Bernier could be forced to testify by Public Safety Committee

The Public Safety Committee is, quite appropriately, considering forcing Bernier to testify. And Harper as well. It's ludicrous to be attempting to get to the bottom of security breaches without the principal transgressor being present: "Public Safety Committee considering Commons order on Bernier."
Opposition MPs on the House Public Safety Committee are launching into a broad study into the Bernier affair that could last to the end of June and are now considering the use of a rare House order to force testimony from Maxime Bernier and possibly Prime Minister Stephen Harper.

Bloc Québécois MP Serge Ménard (Marc-Aurèle-Fortin, Que.), who moved the original committee motion to study the Bernier affair, told The Hill Times last week that parties are now consulting with experts to determine whether they can use House of Commons powers to force Parliamentarians, such as Mr. Bernier (Beauce, Que.), to appear before the committee.

"He's the main witness. He's at the centre of the whole thing," Mr. Ménard, his party's public safety critic, said. "Certainly I'd like to establish how much he knew, and if somebody, probably through his chief of staff, had meetings with the RCMP about [Julie] Couillard.

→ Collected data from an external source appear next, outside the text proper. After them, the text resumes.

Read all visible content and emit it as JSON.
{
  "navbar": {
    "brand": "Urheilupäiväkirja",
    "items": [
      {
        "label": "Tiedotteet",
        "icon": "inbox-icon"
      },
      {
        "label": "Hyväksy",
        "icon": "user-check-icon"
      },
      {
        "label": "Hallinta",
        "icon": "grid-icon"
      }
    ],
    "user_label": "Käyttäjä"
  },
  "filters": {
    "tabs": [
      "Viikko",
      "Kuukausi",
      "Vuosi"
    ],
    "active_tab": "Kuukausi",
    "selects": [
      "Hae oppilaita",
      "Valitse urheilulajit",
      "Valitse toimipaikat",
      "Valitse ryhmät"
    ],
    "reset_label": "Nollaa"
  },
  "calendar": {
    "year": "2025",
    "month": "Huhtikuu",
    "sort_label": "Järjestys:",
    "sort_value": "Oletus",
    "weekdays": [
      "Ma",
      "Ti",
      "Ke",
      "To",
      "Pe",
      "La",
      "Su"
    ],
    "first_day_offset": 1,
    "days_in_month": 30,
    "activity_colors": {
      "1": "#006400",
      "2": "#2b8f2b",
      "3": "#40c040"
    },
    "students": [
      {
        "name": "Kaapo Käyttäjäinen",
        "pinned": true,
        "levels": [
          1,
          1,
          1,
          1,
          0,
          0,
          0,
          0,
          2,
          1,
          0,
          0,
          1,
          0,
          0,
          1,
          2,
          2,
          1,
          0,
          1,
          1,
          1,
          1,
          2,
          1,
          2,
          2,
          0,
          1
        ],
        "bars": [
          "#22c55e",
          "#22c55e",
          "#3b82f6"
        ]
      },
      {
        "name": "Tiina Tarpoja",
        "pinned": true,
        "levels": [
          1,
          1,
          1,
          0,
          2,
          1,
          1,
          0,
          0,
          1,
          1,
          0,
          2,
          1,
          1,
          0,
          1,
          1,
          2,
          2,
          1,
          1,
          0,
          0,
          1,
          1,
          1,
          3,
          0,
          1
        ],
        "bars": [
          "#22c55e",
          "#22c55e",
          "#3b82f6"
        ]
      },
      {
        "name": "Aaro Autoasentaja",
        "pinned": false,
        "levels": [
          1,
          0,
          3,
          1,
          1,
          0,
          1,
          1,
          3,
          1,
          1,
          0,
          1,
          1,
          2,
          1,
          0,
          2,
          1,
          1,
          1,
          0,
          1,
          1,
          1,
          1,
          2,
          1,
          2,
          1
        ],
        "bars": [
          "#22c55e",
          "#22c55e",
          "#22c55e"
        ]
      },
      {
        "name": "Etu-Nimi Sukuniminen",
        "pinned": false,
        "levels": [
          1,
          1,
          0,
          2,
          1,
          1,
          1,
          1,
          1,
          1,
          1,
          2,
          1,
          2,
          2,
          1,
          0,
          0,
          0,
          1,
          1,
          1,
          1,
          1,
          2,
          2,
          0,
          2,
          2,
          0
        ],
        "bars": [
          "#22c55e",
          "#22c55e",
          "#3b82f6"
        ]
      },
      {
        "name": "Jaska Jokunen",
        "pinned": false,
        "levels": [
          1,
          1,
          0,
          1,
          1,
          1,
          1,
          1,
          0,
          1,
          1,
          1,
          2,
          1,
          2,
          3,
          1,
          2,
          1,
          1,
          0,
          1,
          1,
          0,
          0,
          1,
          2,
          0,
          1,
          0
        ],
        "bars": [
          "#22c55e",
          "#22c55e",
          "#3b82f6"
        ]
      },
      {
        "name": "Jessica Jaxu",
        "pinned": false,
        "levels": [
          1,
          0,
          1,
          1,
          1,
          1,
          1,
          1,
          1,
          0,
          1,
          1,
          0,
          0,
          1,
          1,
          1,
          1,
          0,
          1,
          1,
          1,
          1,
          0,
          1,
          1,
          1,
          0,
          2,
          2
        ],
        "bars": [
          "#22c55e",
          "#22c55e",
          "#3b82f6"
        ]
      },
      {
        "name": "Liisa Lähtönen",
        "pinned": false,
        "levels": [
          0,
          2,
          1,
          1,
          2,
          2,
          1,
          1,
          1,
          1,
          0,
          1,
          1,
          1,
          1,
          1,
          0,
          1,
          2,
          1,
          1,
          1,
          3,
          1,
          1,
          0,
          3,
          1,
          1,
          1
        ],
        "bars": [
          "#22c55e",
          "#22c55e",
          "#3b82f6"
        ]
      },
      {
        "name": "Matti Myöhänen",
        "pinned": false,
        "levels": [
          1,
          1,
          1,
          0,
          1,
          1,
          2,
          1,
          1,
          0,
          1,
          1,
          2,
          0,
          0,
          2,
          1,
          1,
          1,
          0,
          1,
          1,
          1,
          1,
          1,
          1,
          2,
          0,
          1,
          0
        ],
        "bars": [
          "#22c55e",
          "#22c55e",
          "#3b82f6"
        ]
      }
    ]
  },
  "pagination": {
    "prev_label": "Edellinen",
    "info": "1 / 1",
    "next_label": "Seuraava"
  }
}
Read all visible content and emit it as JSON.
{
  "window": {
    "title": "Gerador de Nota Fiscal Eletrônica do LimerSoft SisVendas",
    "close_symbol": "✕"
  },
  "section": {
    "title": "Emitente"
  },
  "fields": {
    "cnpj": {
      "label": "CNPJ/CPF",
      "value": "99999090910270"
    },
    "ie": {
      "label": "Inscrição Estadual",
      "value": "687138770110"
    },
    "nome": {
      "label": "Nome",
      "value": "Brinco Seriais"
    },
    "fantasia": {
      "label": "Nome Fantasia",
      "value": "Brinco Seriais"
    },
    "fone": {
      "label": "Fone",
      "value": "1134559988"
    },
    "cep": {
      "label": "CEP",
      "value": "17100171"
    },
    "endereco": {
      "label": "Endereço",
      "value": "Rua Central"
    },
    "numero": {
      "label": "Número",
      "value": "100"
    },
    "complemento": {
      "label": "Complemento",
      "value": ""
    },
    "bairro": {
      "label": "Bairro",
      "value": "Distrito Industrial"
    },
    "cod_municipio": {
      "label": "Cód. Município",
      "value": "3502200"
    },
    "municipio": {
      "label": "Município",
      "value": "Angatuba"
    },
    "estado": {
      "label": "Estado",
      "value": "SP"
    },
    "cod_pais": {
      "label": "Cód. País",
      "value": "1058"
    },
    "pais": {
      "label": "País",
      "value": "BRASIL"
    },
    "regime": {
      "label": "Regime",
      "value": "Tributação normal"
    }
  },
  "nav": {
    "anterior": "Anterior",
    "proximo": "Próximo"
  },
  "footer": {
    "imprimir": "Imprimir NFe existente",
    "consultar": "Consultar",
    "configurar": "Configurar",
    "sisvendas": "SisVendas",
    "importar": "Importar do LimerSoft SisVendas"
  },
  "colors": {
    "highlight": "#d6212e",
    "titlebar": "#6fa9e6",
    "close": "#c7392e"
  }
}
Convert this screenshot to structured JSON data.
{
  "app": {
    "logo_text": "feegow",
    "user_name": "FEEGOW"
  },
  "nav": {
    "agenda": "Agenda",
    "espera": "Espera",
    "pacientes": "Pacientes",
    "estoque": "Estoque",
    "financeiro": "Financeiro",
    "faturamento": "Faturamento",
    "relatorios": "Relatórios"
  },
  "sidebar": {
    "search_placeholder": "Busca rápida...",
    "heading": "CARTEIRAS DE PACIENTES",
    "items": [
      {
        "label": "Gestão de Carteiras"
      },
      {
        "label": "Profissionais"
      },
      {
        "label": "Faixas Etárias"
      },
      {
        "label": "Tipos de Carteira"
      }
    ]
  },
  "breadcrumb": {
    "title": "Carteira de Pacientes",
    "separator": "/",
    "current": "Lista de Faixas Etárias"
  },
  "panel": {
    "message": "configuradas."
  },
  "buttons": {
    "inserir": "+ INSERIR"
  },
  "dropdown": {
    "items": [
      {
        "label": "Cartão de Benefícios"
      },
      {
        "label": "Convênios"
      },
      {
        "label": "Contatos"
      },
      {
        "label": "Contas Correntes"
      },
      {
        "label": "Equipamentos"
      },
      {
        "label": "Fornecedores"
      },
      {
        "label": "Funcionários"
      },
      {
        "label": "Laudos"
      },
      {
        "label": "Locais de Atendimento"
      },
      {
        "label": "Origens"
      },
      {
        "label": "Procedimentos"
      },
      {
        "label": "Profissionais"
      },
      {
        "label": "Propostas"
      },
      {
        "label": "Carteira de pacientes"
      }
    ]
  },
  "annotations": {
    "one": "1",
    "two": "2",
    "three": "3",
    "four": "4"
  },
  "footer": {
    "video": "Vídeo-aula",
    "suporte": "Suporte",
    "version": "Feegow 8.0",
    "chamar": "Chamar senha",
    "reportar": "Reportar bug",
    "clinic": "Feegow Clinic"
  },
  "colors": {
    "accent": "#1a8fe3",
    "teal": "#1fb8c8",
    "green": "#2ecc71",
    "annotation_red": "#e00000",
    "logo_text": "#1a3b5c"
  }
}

That's what interests me, because I think he should have been advised by the RCMP."
Further information in the report suggests the Committee will be plowing on past the end of House session until they feel their investigation is complete. Good for them. Why should questions of national security be dropped simply due to a summer recess? It's nonsense. There's also the expanding nature of these inquiries:
How long the committee investigation lasts may depend on whether the it branches out into a study of connections between Ms. Couillard, real estate firm Kevlar Group, and a $30-million Public Works contract. Ms. Couillard has been listed as a real estate agent associated with Kevlar, and The Globe and Mail reported last week that Philippe Morin, a co-chair of Kevlar, introduced Ms. Couillard to Mr. Bernier in April 2007.
And let's not forget the Treasury Board intervention Bernier is reported to have made regarding the quantity of land available for the Quebec City development Kevlar had an interest in.

If the Committee takes steps to pursue Bernier, the stonewalling will likely develop into very poor political optics for the Conservatives given the mounting questions.